Challenge yourself!

Method 1: we have that $\large 2^{x} = 6^{-z} \Longrightarrow 2 = 6^{-z/x}$ and that $\large 3^{y} = 6^{-z} \Longrightarrow 3 = 6^{-z/y}$ .

Multiplying, we have that $\large 2*3 = 6^{-z/x}*6^{-z/y} \Longrightarrow 6^{1} = 6^{-z/x - z/y}$ .

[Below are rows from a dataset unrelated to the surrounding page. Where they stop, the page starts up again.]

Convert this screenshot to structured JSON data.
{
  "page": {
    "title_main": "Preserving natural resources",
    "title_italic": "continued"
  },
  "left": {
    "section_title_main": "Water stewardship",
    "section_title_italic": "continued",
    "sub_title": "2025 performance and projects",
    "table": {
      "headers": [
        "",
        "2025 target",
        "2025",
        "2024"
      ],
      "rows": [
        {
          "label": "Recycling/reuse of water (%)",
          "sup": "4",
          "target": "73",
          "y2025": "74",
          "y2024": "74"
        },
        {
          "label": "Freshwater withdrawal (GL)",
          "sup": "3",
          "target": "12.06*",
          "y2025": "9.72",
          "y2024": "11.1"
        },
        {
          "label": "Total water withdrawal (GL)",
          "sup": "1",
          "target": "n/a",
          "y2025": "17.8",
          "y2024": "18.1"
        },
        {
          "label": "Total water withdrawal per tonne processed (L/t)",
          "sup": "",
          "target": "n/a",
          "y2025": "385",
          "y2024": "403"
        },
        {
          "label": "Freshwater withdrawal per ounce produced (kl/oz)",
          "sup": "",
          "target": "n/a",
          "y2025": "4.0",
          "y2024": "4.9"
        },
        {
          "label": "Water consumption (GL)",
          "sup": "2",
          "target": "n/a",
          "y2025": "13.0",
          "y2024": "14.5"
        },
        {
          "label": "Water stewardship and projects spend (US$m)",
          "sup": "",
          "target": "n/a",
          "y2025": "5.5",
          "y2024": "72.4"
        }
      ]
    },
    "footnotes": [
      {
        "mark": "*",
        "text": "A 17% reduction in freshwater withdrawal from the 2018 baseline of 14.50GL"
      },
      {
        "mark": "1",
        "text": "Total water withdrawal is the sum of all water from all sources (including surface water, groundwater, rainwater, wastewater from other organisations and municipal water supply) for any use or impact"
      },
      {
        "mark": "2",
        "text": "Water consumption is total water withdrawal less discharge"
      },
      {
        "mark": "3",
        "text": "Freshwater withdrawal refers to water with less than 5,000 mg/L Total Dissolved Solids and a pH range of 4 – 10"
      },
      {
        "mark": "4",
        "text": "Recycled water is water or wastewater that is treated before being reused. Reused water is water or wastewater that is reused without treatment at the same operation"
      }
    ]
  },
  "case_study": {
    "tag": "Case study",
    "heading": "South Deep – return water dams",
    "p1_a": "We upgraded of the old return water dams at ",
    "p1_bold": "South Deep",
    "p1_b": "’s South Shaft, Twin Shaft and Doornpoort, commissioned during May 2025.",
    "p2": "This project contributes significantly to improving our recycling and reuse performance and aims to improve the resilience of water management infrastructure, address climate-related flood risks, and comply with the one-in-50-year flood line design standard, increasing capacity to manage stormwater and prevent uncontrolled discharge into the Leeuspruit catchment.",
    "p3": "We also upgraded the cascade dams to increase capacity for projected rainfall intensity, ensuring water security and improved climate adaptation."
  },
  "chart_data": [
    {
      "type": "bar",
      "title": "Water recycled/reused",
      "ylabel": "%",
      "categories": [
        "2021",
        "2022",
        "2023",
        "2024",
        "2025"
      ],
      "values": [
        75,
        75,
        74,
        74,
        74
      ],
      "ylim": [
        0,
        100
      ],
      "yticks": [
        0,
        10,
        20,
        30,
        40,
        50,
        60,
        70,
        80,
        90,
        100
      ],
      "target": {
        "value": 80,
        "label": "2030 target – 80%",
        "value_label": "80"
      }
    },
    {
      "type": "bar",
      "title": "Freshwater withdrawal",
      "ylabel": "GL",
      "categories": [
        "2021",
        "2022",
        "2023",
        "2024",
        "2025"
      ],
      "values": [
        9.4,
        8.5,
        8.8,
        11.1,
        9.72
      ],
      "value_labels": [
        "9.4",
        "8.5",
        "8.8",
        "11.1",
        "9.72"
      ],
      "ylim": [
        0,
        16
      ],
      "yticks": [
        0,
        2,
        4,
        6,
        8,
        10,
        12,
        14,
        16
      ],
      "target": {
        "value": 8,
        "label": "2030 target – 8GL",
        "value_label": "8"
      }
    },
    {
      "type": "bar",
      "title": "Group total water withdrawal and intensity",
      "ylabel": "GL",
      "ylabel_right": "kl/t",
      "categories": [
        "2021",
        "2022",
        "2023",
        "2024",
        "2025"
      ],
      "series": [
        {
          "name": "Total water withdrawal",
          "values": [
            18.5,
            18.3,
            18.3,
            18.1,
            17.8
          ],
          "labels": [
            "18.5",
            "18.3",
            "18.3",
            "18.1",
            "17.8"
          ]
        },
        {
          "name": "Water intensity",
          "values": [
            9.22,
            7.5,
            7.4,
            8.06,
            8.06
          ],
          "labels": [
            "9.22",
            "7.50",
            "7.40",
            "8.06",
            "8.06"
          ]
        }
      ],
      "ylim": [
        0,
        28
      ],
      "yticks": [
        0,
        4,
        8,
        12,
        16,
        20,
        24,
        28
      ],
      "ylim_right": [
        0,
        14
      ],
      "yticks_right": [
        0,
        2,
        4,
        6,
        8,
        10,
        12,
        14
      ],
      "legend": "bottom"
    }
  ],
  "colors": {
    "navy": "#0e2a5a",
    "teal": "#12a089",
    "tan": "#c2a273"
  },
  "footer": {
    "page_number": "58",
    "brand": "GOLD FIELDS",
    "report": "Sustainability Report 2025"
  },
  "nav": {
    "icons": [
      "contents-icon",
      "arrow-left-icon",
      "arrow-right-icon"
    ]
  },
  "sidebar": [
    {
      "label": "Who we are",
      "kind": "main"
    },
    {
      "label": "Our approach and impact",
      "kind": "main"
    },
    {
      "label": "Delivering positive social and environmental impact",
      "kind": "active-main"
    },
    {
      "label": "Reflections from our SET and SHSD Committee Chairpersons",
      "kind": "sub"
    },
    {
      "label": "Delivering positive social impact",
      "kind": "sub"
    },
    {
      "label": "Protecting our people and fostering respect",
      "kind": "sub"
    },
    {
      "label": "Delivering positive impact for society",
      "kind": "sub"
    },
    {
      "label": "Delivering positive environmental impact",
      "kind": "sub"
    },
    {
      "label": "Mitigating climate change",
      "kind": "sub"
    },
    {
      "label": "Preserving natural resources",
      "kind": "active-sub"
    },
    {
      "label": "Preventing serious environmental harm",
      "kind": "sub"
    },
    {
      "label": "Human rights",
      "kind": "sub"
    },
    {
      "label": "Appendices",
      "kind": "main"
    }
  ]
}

Equating exponents gives us that $1 = -\dfrac{z}{x} - \dfrac{z}{y} \Longrightarrow \dfrac{1}{z} = -\dfrac{1}{x} - \dfrac{1}{y} \Longrightarrow \dfrac{1}{x} + \dfrac{1}{y} + \dfrac{1}{z} = \boxed{0}$ .

Method 2: Taking logs, we have that $2^{x} = 3^{y} \Longrightarrow x\ln(2) = y\ln(3) \Longrightarrow \dfrac{1}{y} = \dfrac{1}{x}*\dfrac{\ln(3)}{\ln(2)}$ ,

and that $2^{x} = 6^{-z} \Longrightarrow x\ln(2) = -z\ln(6) \Longrightarrow \dfrac{1}{z} = -\dfrac{1}{x}*\dfrac{\ln(6)}{\ln(2)}$ .

Thus $\dfrac{1}{x} + \dfrac{1}{y} + \dfrac{1}{z} = \dfrac{1}{x}\left(1 + \dfrac{\ln(3)}{\ln(2)} - \dfrac{\ln(6)}{\ln(2)}\right) = \dfrac{1}{x}\dfrac{\ln(2) + \ln(3) - \ln(6)}{\ln(2)} = \boxed{0}$

since $\ln(6) = \ln(2*3) = \ln(2) + \ln(3)$ .